Johan Zoffany, A Beggar's Family
Photo courtesy of Dave Penman (All rights reserved)
Details
- Country House
- Doddington Hall
- Title(s)
- A Beggar's Family
- Date
- by 1797
- Location
- Ground Floor, Bottom Of Stairs & Lower Staircase To First Floor
- Medium and support
- Oil on canvas
- Dimensions
- Overall height: 74 cm, Overall width: 90 cm
- Artist
- Johan Zoffany (1733-1810)
- Catalogue Number
- DN36
Bibliography
R.E.G. Cole, History of Doddington, otherwise Doddington-Pigot, in the County of Lincoln, and its successive owners, with pedigrees, Lincoln : James Williamson, 1897, p. 219
Mary Webster, Johan Zoffany, R.A., New Haven and London : Yale University Press, 2011, pp. 589, 645
Footnotes
-
A. Pasquin, A Key to the Exhibition, London, 1797, no. 152.
1 -
A Catalogue of a most Curious and Unique Assemblage of the Valuable Property, of that distinguished artist Johan Zoffany Esq, Decd. Removed from his late Residence at Strand on the Green. Sold by Robins, Piazza, Covent Garden. First Day’s Sale, Thursday, the 9th of May, 1811, lot 87.
2
Description
This hitherto unidentified picture was exhibited by Zoffany at the Royal Academy in 1797 with the title A Beggar’s Family. Although the composition differs in a number of ways, it recalls Zoffany’s earlier genre painting, Beggars on the Road to Stanmore, of c.1769–70, which was probably the work exhibited at the Royal Academy in 1771 also as A Beggar’s Family. By the mid-1790s Zoffany was living west of London, at Strand-on-the-Green. Although he was in poor health, and the quality of his art was showing signs of deterioration, Zoffany continued to exhibit at the Royal Academy until 1800, when he showed four religious subjects.

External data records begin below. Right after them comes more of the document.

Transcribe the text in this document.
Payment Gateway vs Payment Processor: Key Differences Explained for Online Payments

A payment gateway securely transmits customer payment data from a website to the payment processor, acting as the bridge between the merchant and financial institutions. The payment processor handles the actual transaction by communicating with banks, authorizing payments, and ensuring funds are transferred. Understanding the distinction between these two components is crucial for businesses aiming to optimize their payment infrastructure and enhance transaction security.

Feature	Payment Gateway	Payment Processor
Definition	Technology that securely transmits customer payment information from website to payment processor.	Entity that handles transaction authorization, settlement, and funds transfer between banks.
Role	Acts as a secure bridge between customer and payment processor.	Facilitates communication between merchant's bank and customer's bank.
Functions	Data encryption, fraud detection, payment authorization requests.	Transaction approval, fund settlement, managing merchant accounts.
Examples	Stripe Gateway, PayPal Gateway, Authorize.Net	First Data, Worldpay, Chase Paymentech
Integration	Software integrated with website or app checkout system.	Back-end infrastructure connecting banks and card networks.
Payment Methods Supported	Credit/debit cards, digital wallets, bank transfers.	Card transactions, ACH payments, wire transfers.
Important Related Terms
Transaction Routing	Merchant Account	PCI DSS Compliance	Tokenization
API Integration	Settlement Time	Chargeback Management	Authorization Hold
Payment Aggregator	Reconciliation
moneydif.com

When it was exhibited in 1797 the critic John Williams, who wrote under the pseudonym Anthony Pasquin, stated that A Beggar’s Family was ‘touched with all the spirit of the master, a very excellent and deserving production’.1 However, the picture failed to sell, and remained with Zoffany until his death. At Zoffany’s posthumous sale in May 1811, it was identified as A Group of Mendicants, Well Known Characters, and was purchased for £6 16s.2 The identity of the buyer is unknown. As the painting remained in Zoffany’s possession until his death, it is possible that it was purchased at the sale or subsequently by Edward Delaval. Although we cannot be sure, Edward Delaval may have known Zoffany since the early 1760s. At that time Zoffany was employed as a drapery painter by Benjamin Wilson, who was then closely associated with the Delavals’ private theatre in London. In the late nineteenth century the present painting was recorded as Zoffany by Cole, at which time it was hanging over the door in the Dining Room (now the Brown Parlour). It was subsequently attributed erroneously to Benjamin Vandergucht (1753–1794).